There are 59 “one another” commands in the Bible and you won’t be able to keep the “one another’s” without one another. We need each other. We were made for God and we were made for each other. Stop being a hermit. Join the family. We were built for family. We need one another and we’re in a season right now where this is deeply important. Will you join us in “rising up,” at a season when people feel like laying down? Would you join us in “rising up” because we have Jesus? Would you join us in “rising up” and making room for more disciples, who can come, just as they are and be forever changed by the love of Jesus. We are to make disciples who have a heart for God, a heart for each other and a heart for our world. Let’s pray.
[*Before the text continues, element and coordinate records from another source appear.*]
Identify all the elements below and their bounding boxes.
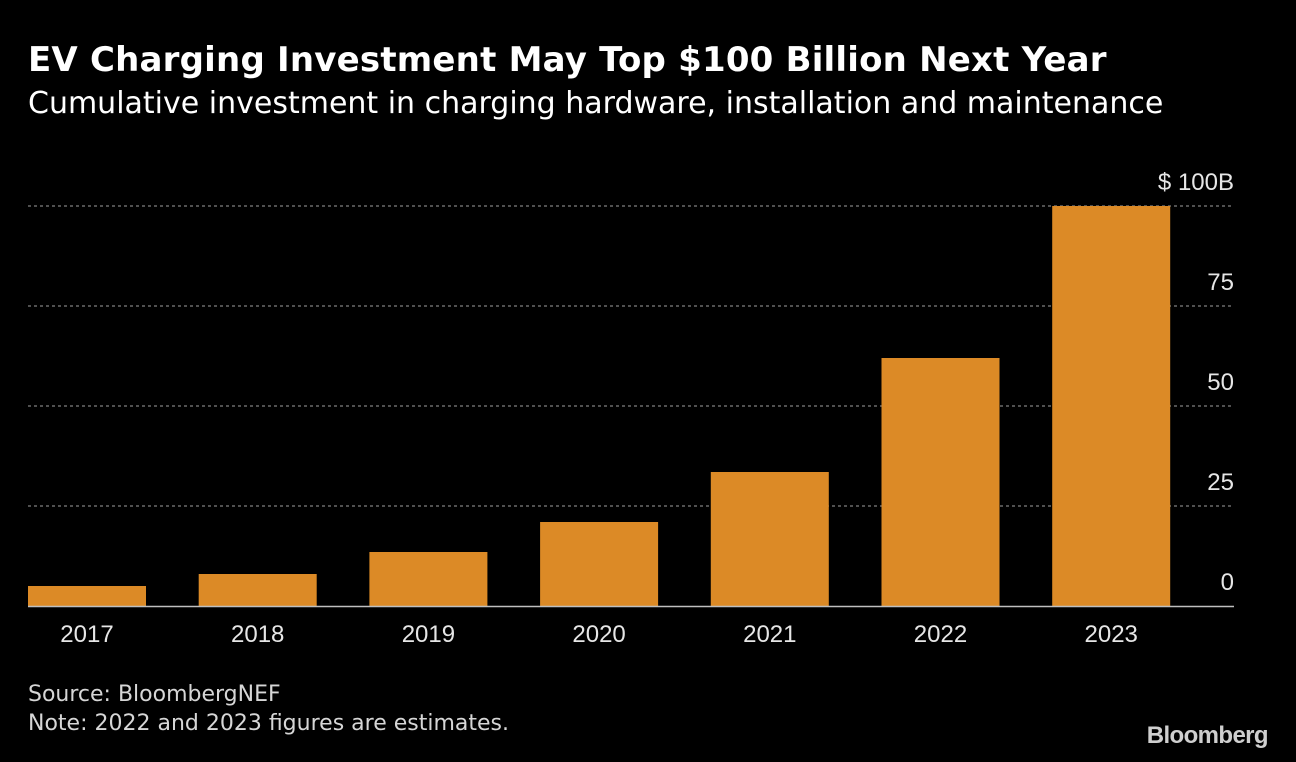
x-tick-label: 2017: [60, 621, 113, 648]
y-tick-label: 50: [1207, 369, 1234, 396]
gridlines: [28, 205, 1234, 507]
y-tick-label: $ 100B: [1158, 169, 1234, 196]
bar-2023: [1052, 206, 1171, 606]
x-tick-label: 2021: [743, 621, 796, 648]
x-tick-label: 2019: [402, 621, 455, 648]
bar-2021: [710, 472, 829, 606]
chart-subtitle: Cumulative investment in charging hardwa…: [28, 86, 1164, 121]
y-tick-labels: 0 25 50 75 $ 100B: [1158, 169, 1234, 596]
x-tick-label: 2023: [1085, 621, 1138, 648]
estimate-note: Note: 2022 and 2023 figures are estimate…: [28, 711, 509, 736]
bar-2022: [881, 358, 1000, 606]
source-note: Source: BloombergNEF: [28, 682, 281, 707]
bar-2017: [28, 586, 146, 606]
chart-title: EV Charging Investment May Top $100 Bill…: [28, 40, 1107, 80]
x-tick-label: 2018: [231, 621, 284, 648]
bloomberg-logo: Bloomberg: [1146, 722, 1269, 749]
x-tick-label: 2022: [914, 621, 967, 648]
bars: [28, 206, 1171, 606]
x-tick-label: 2020: [572, 621, 625, 648]
bar-2018: [198, 574, 317, 606]
y-tick-label: 75: [1207, 269, 1234, 296]
bar-2020: [540, 522, 659, 606]
y-tick-label: 25: [1207, 469, 1234, 496]
bar-2019: [369, 552, 488, 606]
x-tick-labels: 2017 2018 2019 2020 2021 2022 2023: [60, 621, 1138, 648]
y-tick-label: 0: [1221, 569, 1234, 596]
Lord, thank you for Your word. Thank You, that you first of all call us to yourself and then you call us to one another. I pray for the person here that’s either in person or watching online and has never committed their life to Jesus. They’ve never surrendered their life to Jesus. We invite you right now to pray with us and ask Christ to be your Savior and your Lord. You can do that by talking to Him in prayer. Pray like this, Dear Lord Jesus, I’m a sinner. I need You. I believe You died on the cross for my sins, that You were raised from the grave and that You live today. Come and live in me. I invite you to be my Lord and Savior. Forgive me of my sin and make me the person You want me to be. I want to be a child of God. If you’re praying that prayer right now, believing, the Lord will save you and make you His own. Maybe you’ve already done that. Maybe you’re a believer. But you’ve been wearing some “old clothes” lately. Would you repent of that today and say, Lord, forgive me. Help me to put off the old and put on the new. Lord, give me a heart for each other. I want to show love above all things I want to be real. Lord, I want to grow up to be like Jesus. Help me. I pray all of these things now in Jesus’ name, Amen.